Being surrounded by people who know what you need before you know ranks right up there with hearing your favorite song while eating pizza outside on a sunny day. I’m lucky that I’ve experienced this more than once in my life, and I can only hope that I’ve done the same for others.
One time in particular that I remember this happening was eight months after I graduated from college. I was living at home and had just wrapped up an unpaid internship at an advertising agency. I was desperately trying to find employment and still had that entitled-recent-college-graduate attitude. I couldn’t believe that ad agencies weren’t fighting to have me on their creative team. How could they not need my fresh, new ideas? I would be a complete asset for them. (Drop the last two letters of that word, and that’s what I was in those days.)
Let’s also keep in mind that this was the mid-90s, and although we were all enjoying watching Friends on Thursday nights, the job market was dismal. I sent out resume after resume only to hear crickets. The rejection (or lack of rejection rather) began to get to me, so one day my parents decided to get me out of the house and take me to the zoo.
My parents have taken me on lots of trips, but this one will always stand out for two reasons. One, the motivation for the trip was pure love, and two, a baboon mooned my dad when he got too close to the exhibit.
The other day, my husband showed me that same kind of love (with the exception of the baboon). I’ve been down lately, more than down. We’re talking about the crying, not sleeping, feeling nauseous all the time kind of down. I’m worried about my parents, my kids and my sanity. And although I’m not the most religious person in the world, I’ve also been down about some weird and hurtful things happening at our church. So instead of allowing me to be engulfed in a wave of self-pity, John planned a hike for our family at a state park a little over an hour away from our home.
A little context here — John and I constantly joke about me living in a bubble. He commutes 40 miles (each way) to work as an engineer for a German company. I have no idea what he does, but I know that he works with real people because I’ve met some of them. As for me, most everything I do takes place within five miles of our house.
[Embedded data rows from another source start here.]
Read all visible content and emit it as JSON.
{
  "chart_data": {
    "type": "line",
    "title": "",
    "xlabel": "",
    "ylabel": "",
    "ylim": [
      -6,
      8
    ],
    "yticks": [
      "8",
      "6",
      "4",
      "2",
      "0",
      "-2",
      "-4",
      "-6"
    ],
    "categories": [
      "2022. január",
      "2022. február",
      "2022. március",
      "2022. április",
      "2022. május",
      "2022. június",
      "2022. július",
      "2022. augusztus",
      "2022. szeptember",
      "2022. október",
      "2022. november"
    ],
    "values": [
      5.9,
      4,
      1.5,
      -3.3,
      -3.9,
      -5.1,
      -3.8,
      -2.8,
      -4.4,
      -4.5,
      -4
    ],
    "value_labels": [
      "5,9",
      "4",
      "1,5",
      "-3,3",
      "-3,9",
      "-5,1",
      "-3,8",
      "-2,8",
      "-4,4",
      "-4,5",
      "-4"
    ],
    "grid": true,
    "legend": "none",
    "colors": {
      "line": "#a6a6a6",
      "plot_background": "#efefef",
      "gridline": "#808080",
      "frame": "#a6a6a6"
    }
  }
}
Sure, it’s convenient, but it can also be suffocating. So even though I often resist exiting the bubble, it is indeed a healthy thing to do — if only to realize that everyone does not wear Lululemon and have Carrera marble countertops.
So yesterday we made our way to Bakers Mountain Park in Catawba County. The 189-acre park features six miles of trails and a gorgeous lookout at its peak (1,780 feet above sea level). At first I didn’t have a great attitude. My allergies were bothering me, and the beginning part of the trail was super steep. But once I got into a rhythm, I remembered how much I enjoy hiking. I love the strategy behind each step when walking over roots, and I love the ease of speeding up when the trail is flat. The constant back and forth demands your attention, so you have no choice but to focus.
By the time we reached the summit, I felt good, not great, but good, which is a heck of a lot better than I felt when I woke up. We crossed a gurgling stream on our way back down, and I took a minute to just listen to the water. Caught in the wonder that it was going to keep continuously flowing long after we were gone was comforting to me. I made a point to stamp that moment on my brain so I could pull it up later.
As we drove back into the bubble, I was grateful that John pushed to take us on a hike and just be for a few hours. Sometimes that’s all you need, just to be. I’m so glad that he knew that because I didn’t have a clue.